From labor quality to costs of materials, small business owners are experiencing inflation in a way that many never have before, and JPMorgan Chase has been working with hundreds of businesses in the DMV to help keep their doors open during these times of detriment.
With August being Black Business Month, Kristina Sicard, Vice President and Senior Business Consultant with Chase, offered insight on how small business owners can navigate through the difficult economic situation.
“I would say focus on controlling what you can,” Sicard said. “Focus on talent retention or raising employee compensation if you have the ability to do so.”
Sicard also said, “it’s important to do forecasting and place orders ahead of time, maybe for the next two seasons to stay ahead of supply chain issues. It may also be a good opportunity to leverage a business line of credit or get a business loan to help finance the extra inventory costs.”
“This is a great way to help with capital expenditures. I think it’s being strategic. Take a step back and look at ways to reevaluate all processes, while keeping an eye on the prize to stay vigilant in maintaining your business,” Sicard said.
Many of the issues that Sicard has heard from customers stem from rising fuel and food costs, as well as materials for construction and supply chain issues.
According to the National Federation of Independent Businesses, nearly 90 percent of small business owners say inflation is their top challenge right now.
Chase is there to help entrepreneurs strengthen their companies.
“We help with resources so business can thrive and continue to add to the domestic global economy with our mentorship program. My job is to work one on one with business to help coach them through some of these challenges,” said Sicard.
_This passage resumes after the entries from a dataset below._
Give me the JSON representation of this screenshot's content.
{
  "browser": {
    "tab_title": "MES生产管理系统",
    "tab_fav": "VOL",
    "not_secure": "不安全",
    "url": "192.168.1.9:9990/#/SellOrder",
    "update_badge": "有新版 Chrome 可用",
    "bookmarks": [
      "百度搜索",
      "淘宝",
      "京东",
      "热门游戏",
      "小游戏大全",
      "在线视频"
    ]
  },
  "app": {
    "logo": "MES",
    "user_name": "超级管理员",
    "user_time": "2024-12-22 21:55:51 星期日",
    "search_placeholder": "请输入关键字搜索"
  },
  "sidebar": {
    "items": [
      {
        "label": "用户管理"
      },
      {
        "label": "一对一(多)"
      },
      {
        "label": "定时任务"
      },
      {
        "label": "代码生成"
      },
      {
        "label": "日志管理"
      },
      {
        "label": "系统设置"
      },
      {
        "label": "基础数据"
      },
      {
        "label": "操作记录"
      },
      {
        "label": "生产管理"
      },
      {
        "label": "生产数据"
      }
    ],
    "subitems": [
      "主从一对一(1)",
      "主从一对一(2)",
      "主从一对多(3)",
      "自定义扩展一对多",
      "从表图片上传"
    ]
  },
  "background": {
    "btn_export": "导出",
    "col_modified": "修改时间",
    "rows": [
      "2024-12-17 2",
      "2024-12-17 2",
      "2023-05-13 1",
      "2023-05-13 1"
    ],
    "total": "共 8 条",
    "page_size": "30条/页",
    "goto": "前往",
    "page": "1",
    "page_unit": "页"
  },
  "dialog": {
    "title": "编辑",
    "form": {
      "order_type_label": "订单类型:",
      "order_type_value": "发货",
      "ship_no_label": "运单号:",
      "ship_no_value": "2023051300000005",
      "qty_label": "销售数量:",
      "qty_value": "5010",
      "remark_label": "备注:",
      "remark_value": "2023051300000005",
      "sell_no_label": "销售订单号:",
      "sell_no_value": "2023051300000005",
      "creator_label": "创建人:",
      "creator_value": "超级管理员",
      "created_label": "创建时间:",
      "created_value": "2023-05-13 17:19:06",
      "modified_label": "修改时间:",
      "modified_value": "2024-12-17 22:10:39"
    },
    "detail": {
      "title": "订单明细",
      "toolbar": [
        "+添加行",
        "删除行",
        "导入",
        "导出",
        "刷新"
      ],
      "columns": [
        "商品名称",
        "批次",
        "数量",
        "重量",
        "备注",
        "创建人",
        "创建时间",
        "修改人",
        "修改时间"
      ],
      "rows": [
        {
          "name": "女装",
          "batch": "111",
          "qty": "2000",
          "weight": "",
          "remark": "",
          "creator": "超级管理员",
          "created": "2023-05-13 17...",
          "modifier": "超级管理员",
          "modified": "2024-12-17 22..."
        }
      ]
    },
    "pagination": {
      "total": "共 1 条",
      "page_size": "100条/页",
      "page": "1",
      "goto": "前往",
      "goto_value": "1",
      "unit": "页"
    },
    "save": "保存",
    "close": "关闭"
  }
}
For Ian Callender, the owner of Suite Nation, a full-service event and design agency in the District, inflation is not the main issue it’s staffing.
“Everybody in this area, actually all over the world, is impacted by staffing. In order to protect our bottom line, we had to change our business model a little bit,” Callender said, adding that instead of having his locations open at anytime, they are now only open for special and corporate events.
Callender said when business owners communicate, they can learn from each other during difficult times.
“When we deal with challenges, we sit and deal instead of communicating with people who may be going through the same thing to kind of learn and understand how they were able to navigate through. My challenges, and failures may be your successes. It doesn’t make sense if all of us fail in the same way,” Callender said. “If we see one failure, we should all work together to ensure that failure isn’t seen anywhere else in the network.”
Chase has played a role in helping Callender maintain and grow his business.
“Being a part of the mentorship program has been a blessing. We were able to understand some of the dynamics of business that I might not have homed in on,” he said, adding that the classes Chase offers increased his business savviness. “I do think there is a way to amplify some of those challenges that we have, whether it’s staffing, access to capital, funding or workforce development.”
Callender said he is optimistic about the future.
“I think the light at the end of the tunnel is to not overextend your capacity. Small steps help with big steps.”